I examined the accompanying photo of the family’s Devil Creek mansion. It was a sprawling rich man’s estate hidden behind an iron gate. The article included the address, and when I checked the maps on my phone, I saw that the Daugherty home was located in the upscale neighborhood I’d toured when I first got to town. I compared that location to the address of Dawn West’s parents and saw that the two houses were miles away from each other. So Phil Potter was right that there was no obvious connection between Dawn’s family and the Daughertys.
But this was a small town. The elite and the not-so-elite had to rub shoulders from time to time.
The reporter who wrote the Daugherty article—the same reporter who wrote about Dawn West’s death nine days later—referenced Gregory Daugherty’s hard-hitting crusade to put away the leaders of a Chicago-based gang that had brought an epidemic of drugs to the quiet lakeside county.

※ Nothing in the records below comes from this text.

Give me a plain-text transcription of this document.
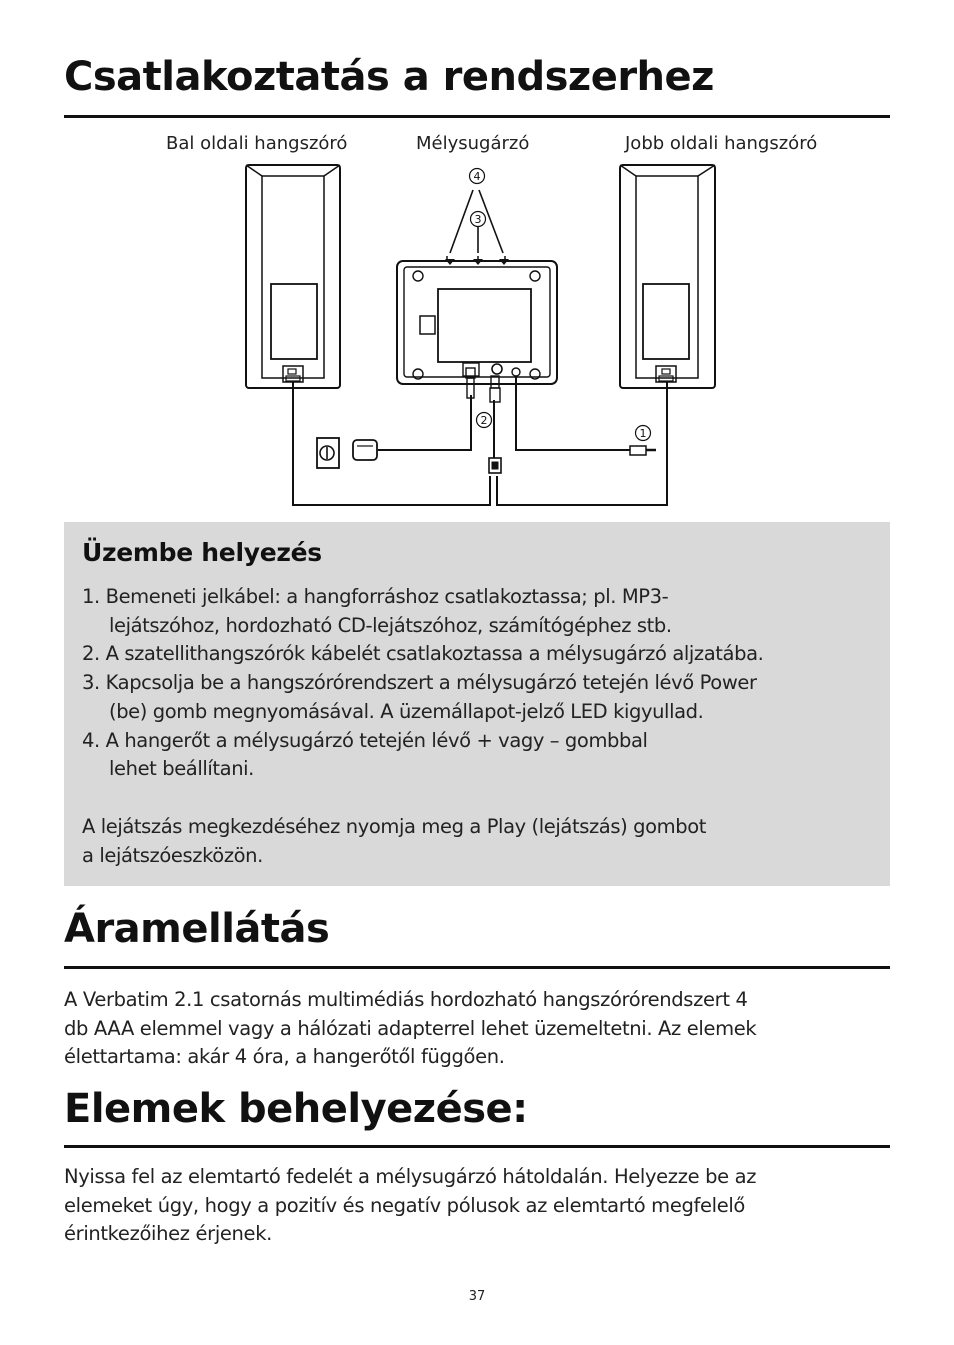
Csatlakoztatás a rendszerhez
Bal oldali hangszóró	Mélysugárzó	Jobb oldali hangszóró
4
3
2
1
Üzembe helyezés
1. Bemeneti jelkábel: a hangforráshoz csatlakoztassa; pl. MP3-
lejátszóhoz, hordozható CD-lejátszóhoz, számítógéphez stb.
2. A szatellithangszórók kábelét csatlakoztassa a mélysugárzó aljzatába.
3. Kapcsolja be a hangszórórendszert a mélysugárzó tetején lévő Power
(be) gomb megnyomásával. A üzemállapot-jelző LED kigyullad.
4. A hangerőt a mélysugárzó tetején lévő + vagy – gombbal
lehet beállítani.

A lejátszás megkezdéséhez nyomja meg a Play (lejátszás) gombot
a lejátszóeszközön.

Áramellátás

A Verbatim 2.1 csatornás multimédiás hordozható hangszórórendszert 4
db AAA elemmel vagy a hálózati adapterrel lehet üzemeltetni. Az elemek
élettartama: akár 4 óra, a hangerőtől függően.

Elemek behelyezése:

Nyissa fel az elemtartó fedelét a mélysugárzó hátoldalán. Helyezze be az
elemeket úgy, hogy a pozitív és negatív pólusok az elemtartó megfelelő
érintkezőihez érjenek.

37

The prosecution hadn’t gone well.
Although police declined to speculate about a motive in the brutal killings, the murder of Gregory Daugherty and his family comes only months after two key witnesses in a gang-related criminal investigation died under suspicious circumstances. Those deaths forced the county attorney to drop charges in a case that Daugherty had hoped would be the first big blow against Chicago crime bosses.
I shifted my research and went forward in time. The same reporter, a man named Terry Blaine, had done a handful of follow-up pieces about the Daugherty murders over the next year, but as far as I could tell, the police investigation quickly turned cold. No one was arrested. The case, like Dawn’s murder, went unsolved.